Des chiffres inquiétants
Fin 2020, l’organisation Gambling Health Alliance a mené une étude sérieuse sur le rapport des joueurs aux loot box. Les constats dressés sont inquiétants. Déjà, sur l’échantillon interrogé, un joueur sur quatre avait dépensé plus de 110 € en contenu aléatoire. Problème plus important, les jeunes joueurs ont du mal à calculer sur le long terme.
Ainsi, lorsqu’ils dépensent régulièrement dans des loot box, ils ne voient que la dépense en cours ou encore la dernière en date. Là où est le piège, c’est qu’ils sont incapables de réaliser combien ils ont dépensé au total ! 31 % des sondés en sont incapables…
Sur le panel des 600 interrogés, 23 % des 11-16 ans ont reconnu avoir dépensé de l’argent dans des loot box. Cette statistique est cependant à prendre avec des pincettes ! Un 11-16 ans n’a normalement pas accès à une carte bleue. Ainsi, la statistique est manifestement plus basse que la réalité, puisqu’il s’agit d’avouer avoir utilisé l’argent de ses parents… De plus, la statistique ne révèle pas dans combien de cas il s’agissait d’un achat connu et approuvé par les parents.
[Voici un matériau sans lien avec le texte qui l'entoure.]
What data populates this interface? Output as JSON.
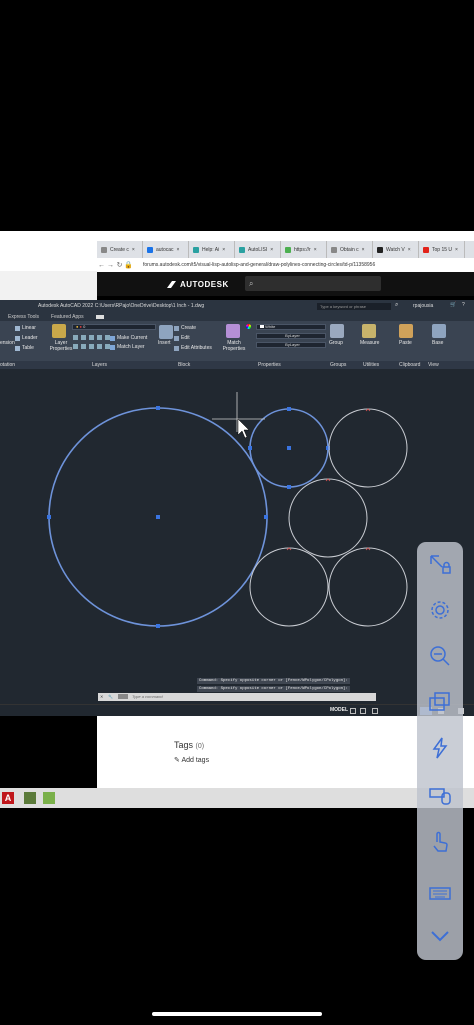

34 % des répondants avouent qu’ils ont déjà acheté une loot box avant l’âge de 13 ans, puisqu’il n’y a pas de limitation d’âge. De plus, un joueur sur dix déclare avoir dépensé entre 12 et 22 € par semaine dans des loot box. Enfin, 13 % ont déclaré que leurs achats de loot box les avaient endettés.
On touche ici au fond du problème : l’accoutumance créée par ces microtransactions est responsable de faillites personnelles. Par leurs petits prix, ces loot box génèrent l’illusion que le joueur ne dépense pas beaucoup d’argent.
Des pays qui légifèrent
La Belgique et l’Allemagne
Début 2019, la Commission belge sur les jeux de hasard a rendu un jugement national. Ainsi, les éditeurs se sont vu interdire l’usage de loot box dans les jeux vidéo vendus sur le territoire belge. Qui était la cible principale ? Electronic Arts, bien sûr ! Après la grosse polémique lors de la sortie de Battlefront II, EA ne s’est pas découragé et a au contraire persévéré…
De plus, FIFA est dans le collimateur de tout le monde. Dans les prochains jours, le Conseil fédéral d’Allemagne doit statuer sur une nouvelle loi. Celle-ci prévoit que tous les jeux proposant ce type de microtransactions se verraient affublés du PEGI 18. FIFA se vend (trop) bien chez les plus jeunes, mais pourrait bientôt voir ses ventes un peu réduites si EA poursuit dans cette voie. Le mode Ultimate Team, où les joueurs doivent payer pour acheter des paquets où ils ont au hasard des joueurs pour composer leur équipe, est particulièrement décrié. Littéralement, tous les joueurs ont le sentiment de devoir payer pour jouer « au même niveau » que les autres.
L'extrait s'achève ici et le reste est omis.